The three flip-flops 33, 34 and 35 act in effect, for each input signal, to select the particular coding pattern which is to be utilized for that signal. More specifically, the three lines 22, 23 and 24 from the flip-flops represent three different coding patterns, one of which is selected for each bit cell by actuation of the associated flip-flop to its upper state, to disconnect the corresponding line 22,23 or 24 from ground. As will appear at a later point, these flip-flops are actuated, for each cell, in correspondence with the output signal actually produced in the preceding bit cell, in a manner avoiding repetition of the same output signal or state in two successive cells.
The six vertical lines 27 through 32 of diode matrix 21 in FIG. 1 are connected by five individual load resistors 42 to the positive terminal 44 of a direct current power source whose negative terminal is connected to ground. Each of the vertical lines is connected at its lower end to one of the three OR-circuits 50, 51 and 52, and is also connected by two diodes 53 to one of the flip-flop lines 22, 23 or 24, and to one of the two input lines 25 or 26. For example, the left-hand vertical line 27 is connected by a first diode to line 22 from flip-flop 33, and by a second diode to line 25 leading to data source 16. Similarly, the second vertical line 28 is connected through one diode to line 22, and through a second diode to line 26. Each of the vertical lines and the two associated diodes (and related circuitry) form together an AND circuit, which delivers a positive electrical signal (logically, true) to the corresponding OR-circuit 50, 51 or 52 only when the two horizontal lines to which the vertical line is connected by diodes are both disconnected from ground.

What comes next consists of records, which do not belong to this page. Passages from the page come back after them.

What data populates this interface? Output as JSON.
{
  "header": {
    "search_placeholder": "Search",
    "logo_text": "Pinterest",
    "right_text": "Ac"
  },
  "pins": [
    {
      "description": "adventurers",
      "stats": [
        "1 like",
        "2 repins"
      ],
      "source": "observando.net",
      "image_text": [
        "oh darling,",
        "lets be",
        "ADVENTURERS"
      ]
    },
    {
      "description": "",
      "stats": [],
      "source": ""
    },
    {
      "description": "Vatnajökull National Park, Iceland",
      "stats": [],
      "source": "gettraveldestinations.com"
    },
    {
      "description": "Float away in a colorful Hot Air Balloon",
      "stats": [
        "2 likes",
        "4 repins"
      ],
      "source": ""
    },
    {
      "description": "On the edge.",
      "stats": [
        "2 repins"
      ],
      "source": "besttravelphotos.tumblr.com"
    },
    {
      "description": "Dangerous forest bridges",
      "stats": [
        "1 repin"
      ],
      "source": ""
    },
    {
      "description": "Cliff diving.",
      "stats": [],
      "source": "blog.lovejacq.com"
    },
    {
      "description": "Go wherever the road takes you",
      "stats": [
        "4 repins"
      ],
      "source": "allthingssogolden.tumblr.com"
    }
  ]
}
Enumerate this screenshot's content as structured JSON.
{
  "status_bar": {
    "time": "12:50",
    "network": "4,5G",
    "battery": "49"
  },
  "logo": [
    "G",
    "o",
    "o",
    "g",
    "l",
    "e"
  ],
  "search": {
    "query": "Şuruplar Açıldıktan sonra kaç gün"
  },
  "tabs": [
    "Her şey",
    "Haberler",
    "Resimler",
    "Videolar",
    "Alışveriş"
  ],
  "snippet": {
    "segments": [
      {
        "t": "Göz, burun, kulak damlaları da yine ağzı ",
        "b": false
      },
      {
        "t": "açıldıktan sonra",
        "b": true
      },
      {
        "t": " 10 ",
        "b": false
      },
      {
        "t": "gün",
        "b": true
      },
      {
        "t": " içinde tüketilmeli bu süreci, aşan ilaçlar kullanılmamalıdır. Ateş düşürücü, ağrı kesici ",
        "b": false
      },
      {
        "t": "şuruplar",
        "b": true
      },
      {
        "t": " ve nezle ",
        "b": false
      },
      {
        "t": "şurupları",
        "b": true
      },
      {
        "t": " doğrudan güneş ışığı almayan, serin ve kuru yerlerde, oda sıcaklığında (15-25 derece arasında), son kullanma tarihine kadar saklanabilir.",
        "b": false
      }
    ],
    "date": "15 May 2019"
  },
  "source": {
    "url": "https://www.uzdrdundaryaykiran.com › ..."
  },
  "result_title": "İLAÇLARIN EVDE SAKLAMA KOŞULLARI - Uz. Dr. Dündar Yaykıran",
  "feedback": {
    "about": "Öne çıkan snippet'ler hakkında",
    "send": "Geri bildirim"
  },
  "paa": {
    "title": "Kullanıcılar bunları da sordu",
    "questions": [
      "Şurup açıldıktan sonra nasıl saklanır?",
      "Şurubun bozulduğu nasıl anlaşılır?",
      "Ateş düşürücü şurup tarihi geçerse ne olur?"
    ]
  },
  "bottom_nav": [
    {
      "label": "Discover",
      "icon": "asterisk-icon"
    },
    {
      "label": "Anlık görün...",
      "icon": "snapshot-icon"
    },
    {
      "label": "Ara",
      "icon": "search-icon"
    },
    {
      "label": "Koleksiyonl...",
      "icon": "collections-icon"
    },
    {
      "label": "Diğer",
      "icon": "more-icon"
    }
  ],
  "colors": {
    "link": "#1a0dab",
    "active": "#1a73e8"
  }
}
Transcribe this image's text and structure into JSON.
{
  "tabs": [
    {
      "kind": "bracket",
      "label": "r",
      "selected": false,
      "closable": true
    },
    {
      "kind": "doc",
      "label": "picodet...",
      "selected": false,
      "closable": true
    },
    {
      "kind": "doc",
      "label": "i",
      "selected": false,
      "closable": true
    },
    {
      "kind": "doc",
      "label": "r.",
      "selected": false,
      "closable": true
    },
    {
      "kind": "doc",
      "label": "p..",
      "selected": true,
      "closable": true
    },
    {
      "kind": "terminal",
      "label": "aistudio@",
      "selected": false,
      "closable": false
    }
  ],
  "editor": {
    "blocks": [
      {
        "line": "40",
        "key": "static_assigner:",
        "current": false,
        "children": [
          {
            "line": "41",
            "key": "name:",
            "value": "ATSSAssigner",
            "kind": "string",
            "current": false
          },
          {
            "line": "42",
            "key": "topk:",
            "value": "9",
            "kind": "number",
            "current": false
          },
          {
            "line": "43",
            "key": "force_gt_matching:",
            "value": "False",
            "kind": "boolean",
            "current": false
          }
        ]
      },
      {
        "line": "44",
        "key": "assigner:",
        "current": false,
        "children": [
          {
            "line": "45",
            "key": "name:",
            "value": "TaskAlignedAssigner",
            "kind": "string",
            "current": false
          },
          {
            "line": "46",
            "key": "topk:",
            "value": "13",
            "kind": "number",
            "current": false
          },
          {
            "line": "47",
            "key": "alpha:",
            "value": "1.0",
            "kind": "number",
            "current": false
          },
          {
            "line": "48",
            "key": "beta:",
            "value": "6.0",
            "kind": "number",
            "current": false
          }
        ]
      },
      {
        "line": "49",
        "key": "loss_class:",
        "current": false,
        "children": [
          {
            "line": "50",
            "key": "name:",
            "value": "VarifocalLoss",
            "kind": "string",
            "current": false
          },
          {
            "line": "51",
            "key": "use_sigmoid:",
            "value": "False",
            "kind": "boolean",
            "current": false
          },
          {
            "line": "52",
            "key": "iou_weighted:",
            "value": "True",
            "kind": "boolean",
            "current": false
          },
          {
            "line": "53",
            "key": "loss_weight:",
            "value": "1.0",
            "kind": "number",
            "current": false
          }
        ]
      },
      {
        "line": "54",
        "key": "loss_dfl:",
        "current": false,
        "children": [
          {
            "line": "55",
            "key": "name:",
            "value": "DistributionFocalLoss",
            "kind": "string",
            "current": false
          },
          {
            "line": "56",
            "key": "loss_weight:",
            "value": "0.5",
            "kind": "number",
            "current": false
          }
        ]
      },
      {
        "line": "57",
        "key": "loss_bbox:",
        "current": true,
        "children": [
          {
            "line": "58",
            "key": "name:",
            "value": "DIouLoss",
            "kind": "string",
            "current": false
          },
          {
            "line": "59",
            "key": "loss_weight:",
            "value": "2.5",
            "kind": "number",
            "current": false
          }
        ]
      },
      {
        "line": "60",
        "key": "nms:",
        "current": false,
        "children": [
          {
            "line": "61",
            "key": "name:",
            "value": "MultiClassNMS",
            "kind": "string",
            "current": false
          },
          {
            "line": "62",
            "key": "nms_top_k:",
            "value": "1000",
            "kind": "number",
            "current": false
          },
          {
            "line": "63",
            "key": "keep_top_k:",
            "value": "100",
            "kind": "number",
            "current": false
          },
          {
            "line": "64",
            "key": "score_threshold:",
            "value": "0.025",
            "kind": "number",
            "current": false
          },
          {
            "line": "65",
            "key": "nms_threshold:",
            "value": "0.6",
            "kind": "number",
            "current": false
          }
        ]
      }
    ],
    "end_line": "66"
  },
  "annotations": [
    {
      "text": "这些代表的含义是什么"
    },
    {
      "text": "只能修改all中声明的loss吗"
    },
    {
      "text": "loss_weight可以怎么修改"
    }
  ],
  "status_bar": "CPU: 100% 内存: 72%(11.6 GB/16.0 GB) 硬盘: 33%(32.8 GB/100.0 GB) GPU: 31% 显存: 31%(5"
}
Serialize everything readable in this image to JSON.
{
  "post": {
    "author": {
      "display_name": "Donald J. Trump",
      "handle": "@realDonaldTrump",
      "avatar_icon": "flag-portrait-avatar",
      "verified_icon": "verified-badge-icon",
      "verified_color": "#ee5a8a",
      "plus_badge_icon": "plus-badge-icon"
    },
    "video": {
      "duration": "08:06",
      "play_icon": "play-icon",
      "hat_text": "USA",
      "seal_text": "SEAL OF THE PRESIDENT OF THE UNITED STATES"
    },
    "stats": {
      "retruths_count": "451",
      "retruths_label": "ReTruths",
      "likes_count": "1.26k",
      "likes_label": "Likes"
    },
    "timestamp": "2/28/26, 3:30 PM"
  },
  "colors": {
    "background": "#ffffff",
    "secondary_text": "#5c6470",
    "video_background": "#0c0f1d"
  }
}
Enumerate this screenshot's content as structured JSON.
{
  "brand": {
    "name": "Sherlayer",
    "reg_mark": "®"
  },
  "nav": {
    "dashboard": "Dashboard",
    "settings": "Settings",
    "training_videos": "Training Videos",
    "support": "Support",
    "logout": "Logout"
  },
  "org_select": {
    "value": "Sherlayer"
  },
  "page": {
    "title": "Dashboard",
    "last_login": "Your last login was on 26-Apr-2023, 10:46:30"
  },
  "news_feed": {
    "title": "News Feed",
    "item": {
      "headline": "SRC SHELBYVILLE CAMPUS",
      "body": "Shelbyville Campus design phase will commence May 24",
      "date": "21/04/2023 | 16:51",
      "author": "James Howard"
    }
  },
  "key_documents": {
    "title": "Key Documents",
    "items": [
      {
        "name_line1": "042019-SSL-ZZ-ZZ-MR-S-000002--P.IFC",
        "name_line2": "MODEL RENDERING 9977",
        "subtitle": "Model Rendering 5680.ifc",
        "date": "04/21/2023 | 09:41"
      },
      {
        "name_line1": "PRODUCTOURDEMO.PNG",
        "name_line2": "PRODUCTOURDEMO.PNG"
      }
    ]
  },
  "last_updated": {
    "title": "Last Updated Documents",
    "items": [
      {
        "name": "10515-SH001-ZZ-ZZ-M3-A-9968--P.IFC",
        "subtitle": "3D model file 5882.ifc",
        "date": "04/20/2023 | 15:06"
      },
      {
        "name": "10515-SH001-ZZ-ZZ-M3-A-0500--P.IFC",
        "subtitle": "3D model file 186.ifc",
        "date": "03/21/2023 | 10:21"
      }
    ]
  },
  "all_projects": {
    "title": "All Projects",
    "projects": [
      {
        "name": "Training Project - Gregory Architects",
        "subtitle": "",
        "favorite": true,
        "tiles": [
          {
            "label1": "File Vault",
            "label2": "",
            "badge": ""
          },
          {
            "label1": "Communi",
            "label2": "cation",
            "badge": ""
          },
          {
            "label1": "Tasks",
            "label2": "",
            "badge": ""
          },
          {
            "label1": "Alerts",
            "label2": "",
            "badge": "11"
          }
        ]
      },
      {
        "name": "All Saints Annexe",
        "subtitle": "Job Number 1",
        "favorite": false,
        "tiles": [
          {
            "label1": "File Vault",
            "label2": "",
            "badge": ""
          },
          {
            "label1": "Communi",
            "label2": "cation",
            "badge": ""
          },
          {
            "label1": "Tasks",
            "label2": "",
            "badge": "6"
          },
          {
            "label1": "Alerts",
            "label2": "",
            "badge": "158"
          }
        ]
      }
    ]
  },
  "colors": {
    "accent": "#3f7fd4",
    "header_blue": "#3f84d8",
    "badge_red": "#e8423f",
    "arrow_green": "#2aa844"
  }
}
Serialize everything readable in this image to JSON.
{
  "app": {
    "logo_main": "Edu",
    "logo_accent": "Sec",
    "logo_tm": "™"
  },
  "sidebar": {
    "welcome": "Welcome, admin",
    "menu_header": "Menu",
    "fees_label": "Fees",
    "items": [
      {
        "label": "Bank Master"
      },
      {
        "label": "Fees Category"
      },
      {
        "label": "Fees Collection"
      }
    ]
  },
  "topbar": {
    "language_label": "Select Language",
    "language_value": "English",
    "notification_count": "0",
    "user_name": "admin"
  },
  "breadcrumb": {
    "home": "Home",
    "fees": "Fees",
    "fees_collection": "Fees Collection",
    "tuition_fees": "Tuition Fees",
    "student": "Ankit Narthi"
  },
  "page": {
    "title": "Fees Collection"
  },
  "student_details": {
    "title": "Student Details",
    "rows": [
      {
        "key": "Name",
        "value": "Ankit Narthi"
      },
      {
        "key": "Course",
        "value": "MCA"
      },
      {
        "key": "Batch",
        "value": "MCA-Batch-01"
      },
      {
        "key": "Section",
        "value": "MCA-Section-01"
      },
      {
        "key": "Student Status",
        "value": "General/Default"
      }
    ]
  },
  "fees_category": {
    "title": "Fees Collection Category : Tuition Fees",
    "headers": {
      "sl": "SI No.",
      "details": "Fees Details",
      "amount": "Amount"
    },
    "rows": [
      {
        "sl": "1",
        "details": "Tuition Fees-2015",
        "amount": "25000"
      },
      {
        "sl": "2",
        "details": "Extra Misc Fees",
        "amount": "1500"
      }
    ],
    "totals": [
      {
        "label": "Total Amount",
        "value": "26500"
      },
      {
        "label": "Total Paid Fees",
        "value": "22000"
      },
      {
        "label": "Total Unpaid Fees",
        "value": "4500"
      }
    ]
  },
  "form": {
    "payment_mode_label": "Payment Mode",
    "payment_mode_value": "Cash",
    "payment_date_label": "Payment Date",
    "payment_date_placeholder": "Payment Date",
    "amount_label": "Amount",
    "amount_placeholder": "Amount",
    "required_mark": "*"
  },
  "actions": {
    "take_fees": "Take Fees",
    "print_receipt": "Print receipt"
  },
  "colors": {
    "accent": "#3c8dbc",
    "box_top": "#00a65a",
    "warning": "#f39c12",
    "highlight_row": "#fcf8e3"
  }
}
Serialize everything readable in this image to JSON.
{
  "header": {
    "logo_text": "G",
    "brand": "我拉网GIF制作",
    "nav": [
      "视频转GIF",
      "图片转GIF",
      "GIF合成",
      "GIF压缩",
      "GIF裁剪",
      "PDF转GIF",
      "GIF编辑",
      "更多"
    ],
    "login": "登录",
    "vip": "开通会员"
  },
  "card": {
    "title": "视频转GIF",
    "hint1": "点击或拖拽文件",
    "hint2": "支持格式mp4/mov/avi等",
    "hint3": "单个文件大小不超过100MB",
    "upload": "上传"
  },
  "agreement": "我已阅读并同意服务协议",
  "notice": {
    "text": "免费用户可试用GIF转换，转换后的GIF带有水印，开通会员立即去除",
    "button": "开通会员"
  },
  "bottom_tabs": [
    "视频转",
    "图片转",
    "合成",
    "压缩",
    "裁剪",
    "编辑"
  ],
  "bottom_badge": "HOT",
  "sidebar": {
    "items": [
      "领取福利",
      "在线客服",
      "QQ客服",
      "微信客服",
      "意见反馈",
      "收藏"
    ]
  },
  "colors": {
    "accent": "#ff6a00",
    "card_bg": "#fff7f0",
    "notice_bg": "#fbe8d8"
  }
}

In the case of the left-hand vertical line in the diode matrix of FIG. 1, current flows to ground from that vertical line through one or both of the connected diodes 53 so long as either of the lines 22 or 25 is grounded. Only when both of these lines are disconnected from ground at the same time is the positive potential at 44 communicated to the associated OR-circuit 52 by line 27. Similarly, the other vertical lines actuate their associated OR-circuit 50, 51 or 52 only when both ground connections from a particular line through the associated diodes are broken at the same time. The vertical lines are connected to the OR-circuits 50, 51 and 52 in pairs, in the relation illustrated in FIG. 1.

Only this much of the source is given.